Chief Executive Officer Murilo Ferreira is overseeing the Brazilian mining giant’s shift away from its home state of Minas Gerais and towards new deposits in the north. The change has culminated in a $14bn mining complex in an area where ore quality is higher and costs will be lower. It’s also left behind a region that’s seen spending and job opportunities steadily decline over the last four years, spurring bitter feelings along the way.
“The direction of the company could have been better handled,” Minas Gerais Congressman Newton Cardoso Jr, whose father was a state governor, said in an interview. “Vale needs a CEO that focuses on environmental issues and that respects Minas Gerais’s investment priorities and job-generation needs.”
While local opposition like that would normally be of little consequence for an independently run company, Vale is controlled by a holding company whose owners include state pension funds and a development bank. And the changes come at a time when the new government is suffering from a recession and looking to distance itself from authorities and executives with perceived allegiances to the previous administration.
Ferreira took the CEO job in 2011 as part of a management shakeup driven by then President Dilma Rousseff. Since then, the company has been on a roller coaster ride of sorts. Over that period, Vale’s shares lost 66% as commodity prices tumbled amid slowing Chinese demand and expanding supply. Since January, though, there’s been a turnaround.
As the CEO stepped up cost- and debt-cutting efforts and prices steadied, the company’s stock jumped more than 50%, outperforming rivals. And last month, JPMorgan Chase & Co raised its stock recommendation to the equivalent of buy. Now, Ferreira is at the centre of a growing national controversy over whether his efforts, which are helping the company thrive, are hurting a region of the country that has served as Vale’s cash cow.
The northern push will allow Vale to start shipping low-cost, high-grade ore early next year from its new S11D mine, using state-of-the-art logistics not found in Minas Gerais. That will lower overall production costs and narrow the advantage of Australian operations owned by Rio Tinto Group and BHP Billiton because of their proximity to Chinese steel mills.
“You have to be on the lower end of the cost curve,” Patrik Kauffmann, who helps manage $11bn in assets including Vale bonds at Solitaire Aquila Ltd in Zurich, said by telephone. “That guarantees your survival even in difficult times.”
The prospect of getting iron ore to China cheaper and creating thousands of jobs in poor northern communities in the process is cold comfort for a group of Minas Gerais politicians from the PMDB party, to which Brazil’s President Michel Temer also belongs. They’re working behind the scenes to try to replace 63-year-old Ferreira when his contract expires in the second quarter of next year, a government official with knowledge of the matter said, without naming them.

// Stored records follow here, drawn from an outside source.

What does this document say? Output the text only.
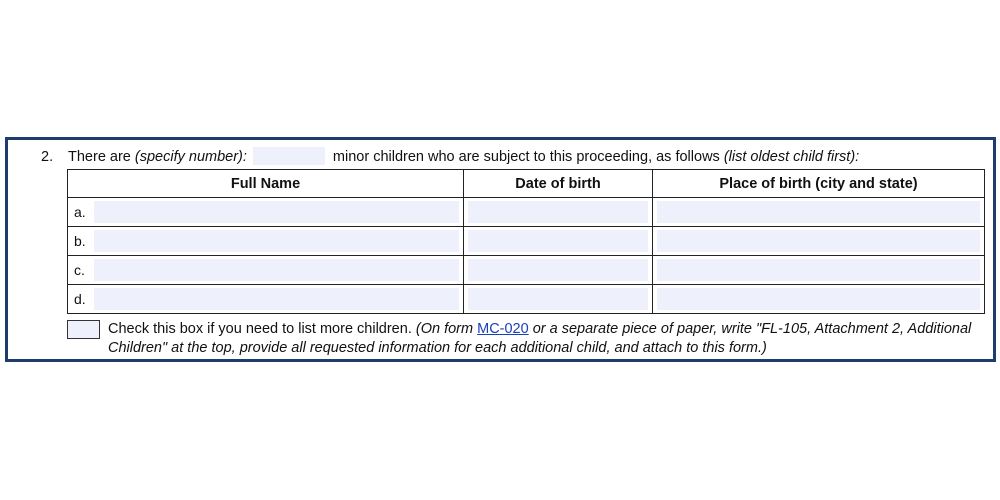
2. There are (specify number):	minor children who are subject to this proceeding, as follows (list oldest child first):
Full Name	Date of birth	Place of birth (city and state)

a.		

b.		

c.		

d.		

Check this box if you need to list more children. (On form MC-020 or a separate piece of paper, write "FL-105, Attachment 2, Additional Children" at the top, provide all requested information for each additional child, and attach to this form.)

While mines in Minas Gerais still account for more than half of Vale’s overall output, spending in the state has steadily declined in the past four years and is now a fraction of northern outlays.
President Temer hasn’t taken a public position on Ferreira, and the presidency’s press office declined to comment. Vale’s press department in Rio declined a request for comment from Ferreira.
Vale’s shift north provides a backdrop for other criticisms being levelled at management by Minas Gerais lawmakers. They include an allegedly tepid response to a deadly dam accident at Vale’s joint venture with BHP last year, said the government official said, who isn’t authorised to speak publicly. And it doesn’t help that Ferreira is viewed as a long-time ally of impeached president Rousseff.
The animosity for Ferreira by some Minas Gerais politicians isn’t shared by Hildo Rocha, a PMDB party representative from the northern state of Maranhao, where Vale is finishing a massive railway and port expansion to serve the new S11D mine.
“He’s done a great job,” Rocha said in an interview. “Vale’s investments in Maranhao have been very important, especially with the crisis, the low prices for iron ore.” Cardoso Jr said that while he understands a company has to look after its bottom line, many in Minas Gerais feel Vale should show more loyalty. Privatised in 1997, Vale tapped the state’s mineral wealth to fund global expansions and become one of the most valuable commodity producers on the planet.